The question caught me off guard: “Do you want to die young? Or grow old?” No small talk. No preparation. It was as if I had stepped into the middle of a deep philosophical conversation and was expected to keep pace with those who had been engaged in the discussion for hours without me. I felt like Donny in The Big Lebowski, butting in and it was a matter of time before Walter was going to tell me “You’re out of your element.”

The spotlight was on. The question was asked and all eyes were looking at me, awaiting an answer. I provided the quickest and most neutral answer I could think of: “Neither.” Although, I said it as a confused question, so it came out more like “Neeee-thurrrr?”

“Ah” came the reply. “So somewhere in the middle. Good choice.” Is it possible to accidentally win on a trivia game show? If so, I’d probably be that winner.

It is true though, I don’t want to die young. I want to live to see my kids graduate high school and college. I want to see them fall in love and get married. I want to meet my future grandkids. Growing old though is open for debate.

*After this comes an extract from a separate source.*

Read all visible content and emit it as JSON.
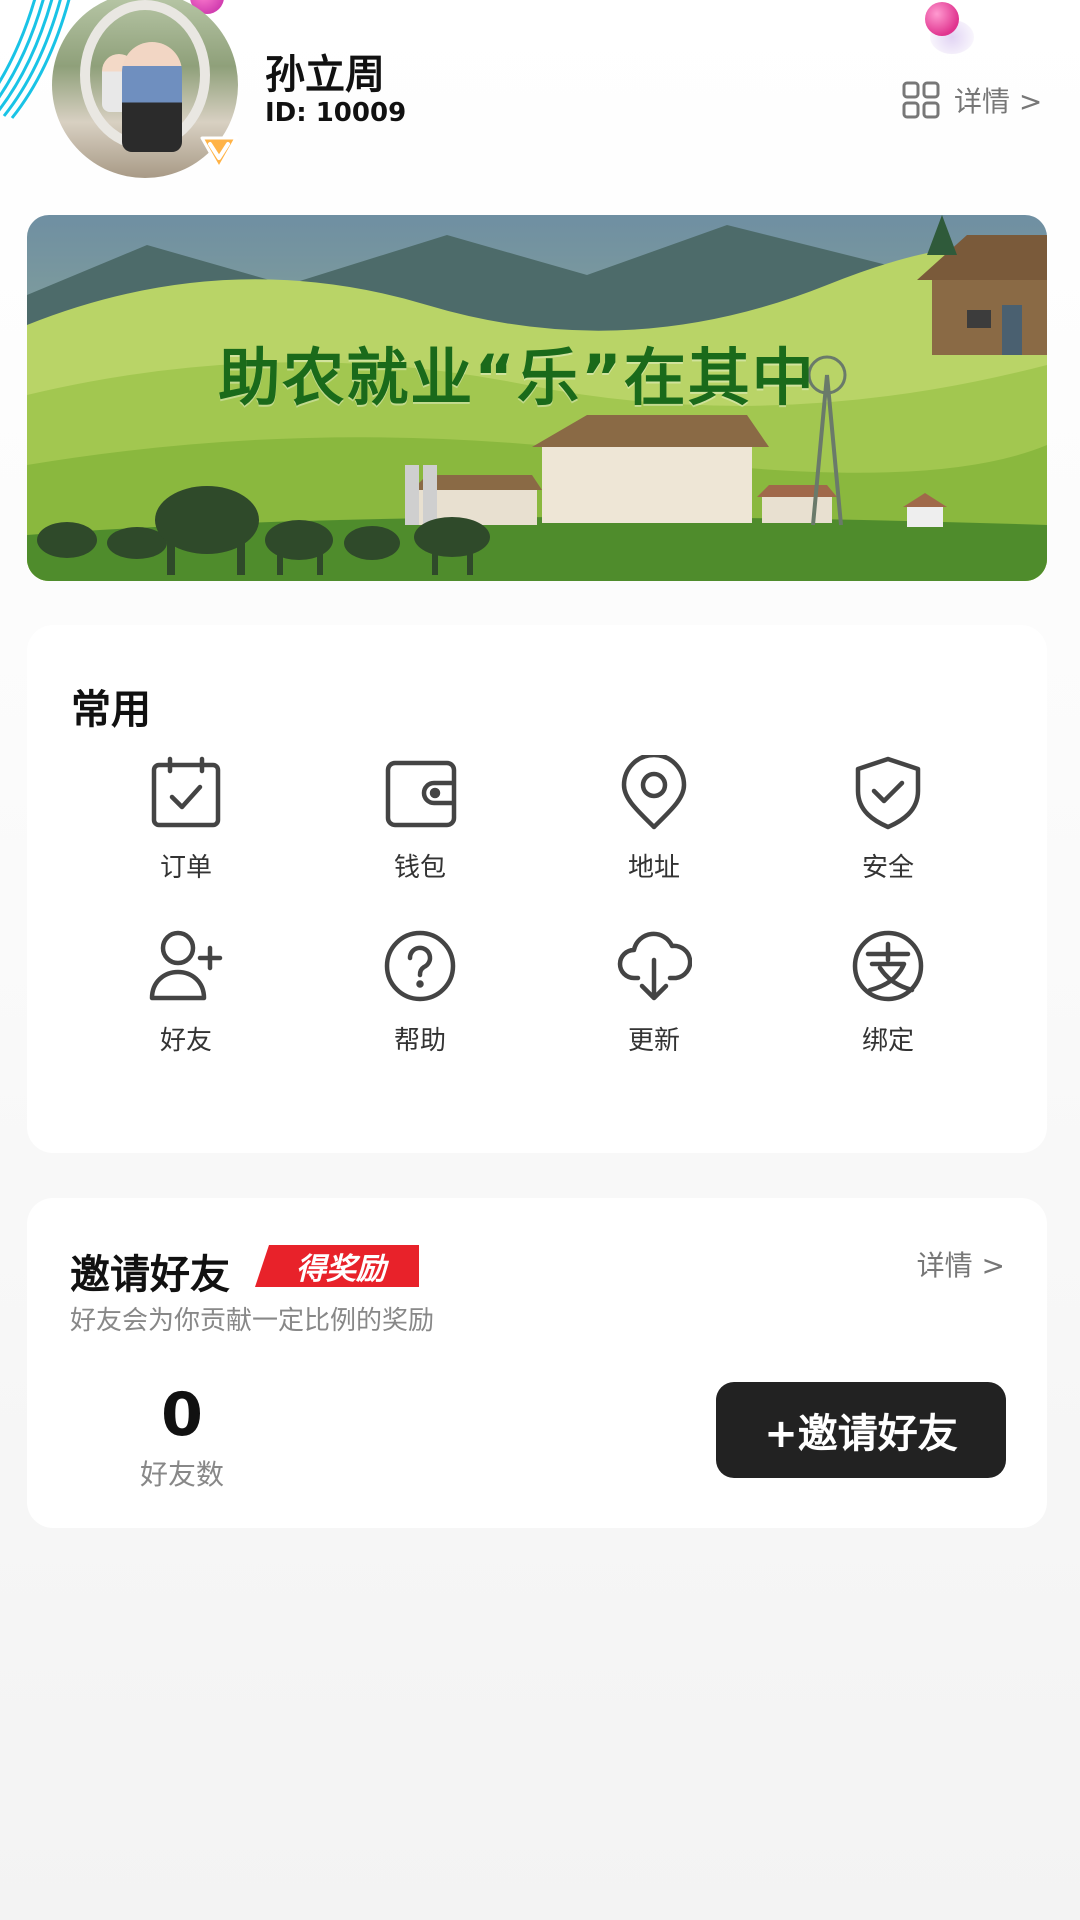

One of my biggest worries is that when I grow old, I’ll be one of those cantankerous old farts, standing on my porch yelling at those kids “Get off my dang lawn.” I don’t want to be that old dude but I fear it is inevitable. I’d rather be one of those adorably goofy old guys that everyone adores, the kind younger people look at and remark amongst themselves “he’s so cute.”

If I can age graciously, if I can become the latter of those two options, then I would welcome growing old with gleeful abandon. I would take the dance floor with my cane and fragile hips to show those youngins what they have to look forward to. I would tell stories of what life was like before iPods, Facebook, and Netflix. I would flirt with all the single female residents in my nursing home. If I can grow up to be that man? Bring it on.

However, that situation is unlikely. The elderly version of me will probably have more in common with Dennis the Menace’s curmudgeonly neighbor, Mr. Wilson. I fear my future self and other old geezers will be reenacting the feuds of the characters played by Jack Lemmon and Walter Matthau in Grumpy Old Men.

I don’t want to be that kind of old guy. I don’t want to spend the twilight of my life cranky, bitter, and pining for the good old days. If that is my fate, then I don’t want to grow old.

Maybe neither is the best answer. I don’t want to die young and I don’t want to grow old if I’m going to be the perpetual grouch. So somewhere in the middle. Please stop me before I become the man I don’t want to be.

Or maybe the best answer is to remain forever young. All I need to do is find the fountain of youth. Perhaps I could follow Woody Allen’s approach: “I don't want to achieve immortality through my work. I want to achieve it through not dying.”